Update: Kate Wilkinson is considering a report on successful law, not holding on to it.
Minister of Labour Kate Wilkinson is considering a u-turn on the legislation she and National once bitterly opposed.
A Listener story earlier today said that the Minister had apparently been coyly hiding some good news, a rave Department of Labour evaluation of flexible work arrangements laws passed in 2008. The laws had been the result of a private members bill by Green MP Sue Kedgley, and backing from the then Labour government.
According to the Department of Labour report, released to the Listener by the department, both employers and workers wanted the legislation extended because it was working so well. We wondered why the report had not been released earlier? Perhaps because it was a Greens initiative?
Emphatically no, said a spokesman for the Minister today. The reason the Minister had not released the report was in fact because she was considering extending the legislation to cover all workers. The Department of Labour “shouldn’t have released” the report to the Listener, said the spokesman. “It’s under consideration by the Minister, she is currently talking to her colleagues with a view to extending it. We would certainly have been going public.”
Currently only employees who have care-giving responsibilities have the right to request flexible working arrangements from their bosses.
The Labour Department report, released to the Listener, probed the impact of the 2008 law change under which employees who had care-giving responsibilities gained the legal right to ask their employers for arrangements such as part-time work, flexible start or finish times or working from home. The research surveyed 1800 employers and 1000 workers by telephone in 2010.
The Labour Department found that 42% of workers had asked for flexible work in their current roles, and 94% had been approved. Of staff who had asked for flexible work, one-third were men and two-thirds were women. Only half of the requests related to caring responsibilities.
Overall, 70% of employers report having some or all of their employees working flexibly, with the remaining 30% of employers reported that they did not have any employees working flexibly. Larger employers were much more likely to have none or only a small proportion of staff working flexibly, and small firms were much more likely to have all staff working flexibly.

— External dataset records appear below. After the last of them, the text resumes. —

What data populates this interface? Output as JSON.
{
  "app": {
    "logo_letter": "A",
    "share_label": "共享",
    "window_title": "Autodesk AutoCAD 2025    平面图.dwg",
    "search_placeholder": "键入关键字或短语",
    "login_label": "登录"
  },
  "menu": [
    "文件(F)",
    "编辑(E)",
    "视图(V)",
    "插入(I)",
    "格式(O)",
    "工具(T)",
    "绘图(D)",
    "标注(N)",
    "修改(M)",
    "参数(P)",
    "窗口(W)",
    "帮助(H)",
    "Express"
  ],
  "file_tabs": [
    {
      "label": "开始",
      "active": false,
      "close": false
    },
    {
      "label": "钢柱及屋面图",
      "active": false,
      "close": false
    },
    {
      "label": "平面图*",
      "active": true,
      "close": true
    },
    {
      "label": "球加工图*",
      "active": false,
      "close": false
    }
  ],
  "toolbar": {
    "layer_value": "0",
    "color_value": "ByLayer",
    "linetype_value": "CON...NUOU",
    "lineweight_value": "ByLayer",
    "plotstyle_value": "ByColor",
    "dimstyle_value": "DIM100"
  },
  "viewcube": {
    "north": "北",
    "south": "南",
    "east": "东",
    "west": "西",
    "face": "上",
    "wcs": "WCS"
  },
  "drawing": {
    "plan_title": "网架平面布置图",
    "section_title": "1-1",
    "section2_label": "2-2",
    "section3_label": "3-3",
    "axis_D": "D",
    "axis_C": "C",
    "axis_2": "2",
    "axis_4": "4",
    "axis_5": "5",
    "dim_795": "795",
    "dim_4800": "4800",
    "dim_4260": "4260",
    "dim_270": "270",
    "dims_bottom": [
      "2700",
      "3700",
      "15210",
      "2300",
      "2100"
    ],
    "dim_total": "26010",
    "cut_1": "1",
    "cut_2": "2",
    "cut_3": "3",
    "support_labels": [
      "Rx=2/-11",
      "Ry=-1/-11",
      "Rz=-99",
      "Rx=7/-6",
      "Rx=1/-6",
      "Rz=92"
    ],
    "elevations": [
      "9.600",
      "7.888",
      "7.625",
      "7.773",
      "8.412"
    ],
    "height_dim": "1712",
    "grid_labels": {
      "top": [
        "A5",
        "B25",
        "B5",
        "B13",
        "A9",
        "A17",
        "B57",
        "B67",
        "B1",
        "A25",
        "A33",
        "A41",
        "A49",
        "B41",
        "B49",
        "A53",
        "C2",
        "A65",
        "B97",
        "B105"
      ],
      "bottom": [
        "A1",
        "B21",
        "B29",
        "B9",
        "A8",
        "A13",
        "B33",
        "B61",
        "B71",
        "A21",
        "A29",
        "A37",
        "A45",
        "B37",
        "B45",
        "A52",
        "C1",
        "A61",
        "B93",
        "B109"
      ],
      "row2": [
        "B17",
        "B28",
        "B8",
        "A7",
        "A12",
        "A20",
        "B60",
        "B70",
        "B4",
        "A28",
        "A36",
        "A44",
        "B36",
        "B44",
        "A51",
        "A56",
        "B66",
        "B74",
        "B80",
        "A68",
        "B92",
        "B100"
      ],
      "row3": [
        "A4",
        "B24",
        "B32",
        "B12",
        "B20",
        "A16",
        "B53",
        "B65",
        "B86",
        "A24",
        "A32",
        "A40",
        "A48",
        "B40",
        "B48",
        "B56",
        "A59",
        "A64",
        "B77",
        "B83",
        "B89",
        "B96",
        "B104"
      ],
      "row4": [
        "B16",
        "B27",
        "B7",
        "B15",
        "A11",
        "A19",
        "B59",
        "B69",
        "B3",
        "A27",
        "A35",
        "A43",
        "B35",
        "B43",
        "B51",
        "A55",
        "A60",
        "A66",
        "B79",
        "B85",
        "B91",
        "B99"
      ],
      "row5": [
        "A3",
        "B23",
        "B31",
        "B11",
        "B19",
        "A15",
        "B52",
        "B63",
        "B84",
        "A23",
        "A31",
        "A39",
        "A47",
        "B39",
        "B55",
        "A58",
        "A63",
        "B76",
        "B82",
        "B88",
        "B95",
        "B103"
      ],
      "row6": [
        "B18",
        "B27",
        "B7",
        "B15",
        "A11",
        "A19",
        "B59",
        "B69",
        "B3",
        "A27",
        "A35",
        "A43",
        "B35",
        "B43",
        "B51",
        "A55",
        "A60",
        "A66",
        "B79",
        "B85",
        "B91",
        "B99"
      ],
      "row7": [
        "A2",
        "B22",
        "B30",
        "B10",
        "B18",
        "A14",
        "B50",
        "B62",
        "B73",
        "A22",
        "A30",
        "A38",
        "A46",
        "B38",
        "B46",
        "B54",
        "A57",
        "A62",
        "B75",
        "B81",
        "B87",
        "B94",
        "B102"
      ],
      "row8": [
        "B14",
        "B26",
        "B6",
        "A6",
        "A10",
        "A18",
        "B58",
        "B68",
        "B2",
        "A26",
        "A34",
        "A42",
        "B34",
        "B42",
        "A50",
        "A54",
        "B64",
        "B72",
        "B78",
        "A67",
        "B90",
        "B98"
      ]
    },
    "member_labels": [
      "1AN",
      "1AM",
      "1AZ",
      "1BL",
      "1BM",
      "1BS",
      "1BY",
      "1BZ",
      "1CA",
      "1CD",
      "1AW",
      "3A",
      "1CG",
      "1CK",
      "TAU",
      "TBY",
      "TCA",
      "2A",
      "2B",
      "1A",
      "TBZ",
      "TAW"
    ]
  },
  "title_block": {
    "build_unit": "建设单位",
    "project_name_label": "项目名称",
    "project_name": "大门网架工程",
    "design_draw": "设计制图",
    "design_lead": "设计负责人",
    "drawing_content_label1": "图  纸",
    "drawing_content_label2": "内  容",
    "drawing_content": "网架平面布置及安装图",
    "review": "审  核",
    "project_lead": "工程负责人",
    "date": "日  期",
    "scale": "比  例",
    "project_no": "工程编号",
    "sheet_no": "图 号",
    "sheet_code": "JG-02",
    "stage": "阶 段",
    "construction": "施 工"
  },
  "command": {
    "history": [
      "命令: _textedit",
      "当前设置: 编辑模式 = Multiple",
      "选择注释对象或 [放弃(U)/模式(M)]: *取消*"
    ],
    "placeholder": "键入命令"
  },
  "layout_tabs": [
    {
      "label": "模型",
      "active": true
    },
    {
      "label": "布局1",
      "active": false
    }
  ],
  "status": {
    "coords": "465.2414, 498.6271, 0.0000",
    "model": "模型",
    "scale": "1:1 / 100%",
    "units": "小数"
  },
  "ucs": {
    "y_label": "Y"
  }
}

Three-quarters of employers who had staff working flexibly said they incurred no costs as a result, and 87% of employers said flexible work had a positive impact on their workplace. Employers said they offered flexible work options for reasons such as improving productivity, staff retention and recruitment and morale.
The survey found three-quarters of employers and employees supported all workers being eligible to make flexible work requests, not just those with caring responsibilities.